Stuart Corner
Tuesday, 17 July 2007 02:06
Business IT -
Technology
The OECD is urging trade regulators and businesses in its member nations to make it easier, cheaper and quicker for people to resolve complaints and get compensation when they are unhappy with goods or services they have bought online.
The OECD has issued a
Recommendation on Consumer Dispute Resolution and Redress that it says "offers a roadmap for consumer protection agencies to address the practical and legal obstacles that many consumers face when trying to exchange goods or get their money back from firms, in their own country or abroad."
The OECD notes that most of its member nations already have laws or self-regulated schemes to help consumers, ranging from small claims courts to credit card protection and collective action lawsuits. "But most of these were designed before e-commerce took off and are poorly suited to handling cross-border complaints." The Recommendation advises countries on steps they should take to update their laws to take into account these new developments.
The Recommendation also calls on member countries to develop bi-lateral or multi-lateral arrangements in order to improve international judicial co-operation and use technology more effectively, making it easier to share information across borders.
The Recommendation also highlights the need for countries, both at a government level and via consumer protection agencies, to tell consumers who to approach when they have a problem and what they can do to resolve it. "Companies should also set out clear, simple policies that explain what steps customers should follow to make a complaint and then have it resolved."
It also says that consumers should also have the right to band together to take legal action against a firm, known as 'collective action lawsuits'. "This is important because in most European countries even if consumers have the right to take collective action in principle, there are so many restrictions that in practice they cannot.
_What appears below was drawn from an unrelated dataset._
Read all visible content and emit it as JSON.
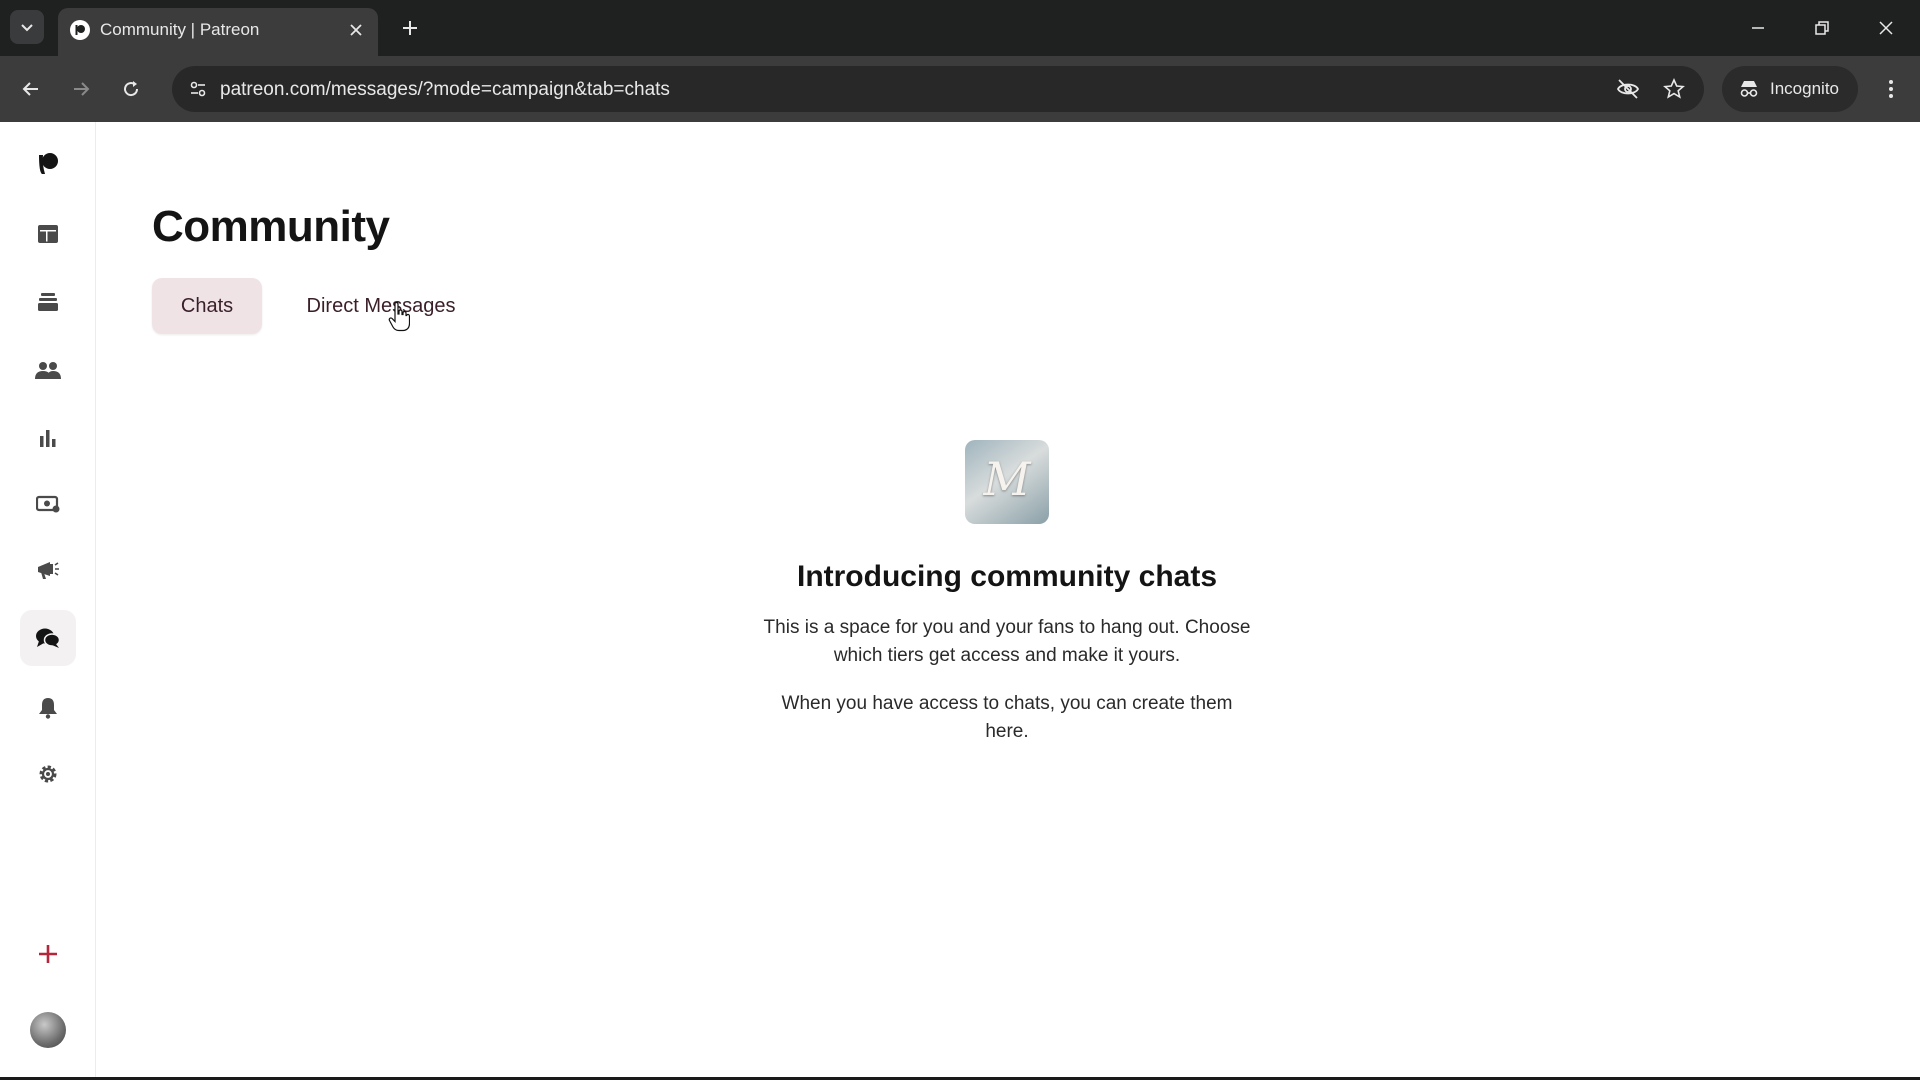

This means that their only option is take a firm to court on their own, which is usually too expensive for most people to even consider."
The Recommendation builds on OECD work carried out over the past decade on consumer policy issues. These include the
1999 OECD Guidelines for Consumer Protection in the Context of Electronic Commerce, the
2003 OECD Guidelines for Protecting Consumers from Fraudulent and Deceptive Commercial Practices Across Borders and a
2005 Report on Consumer Dispute Resolution and Redress in the Global Marketplace.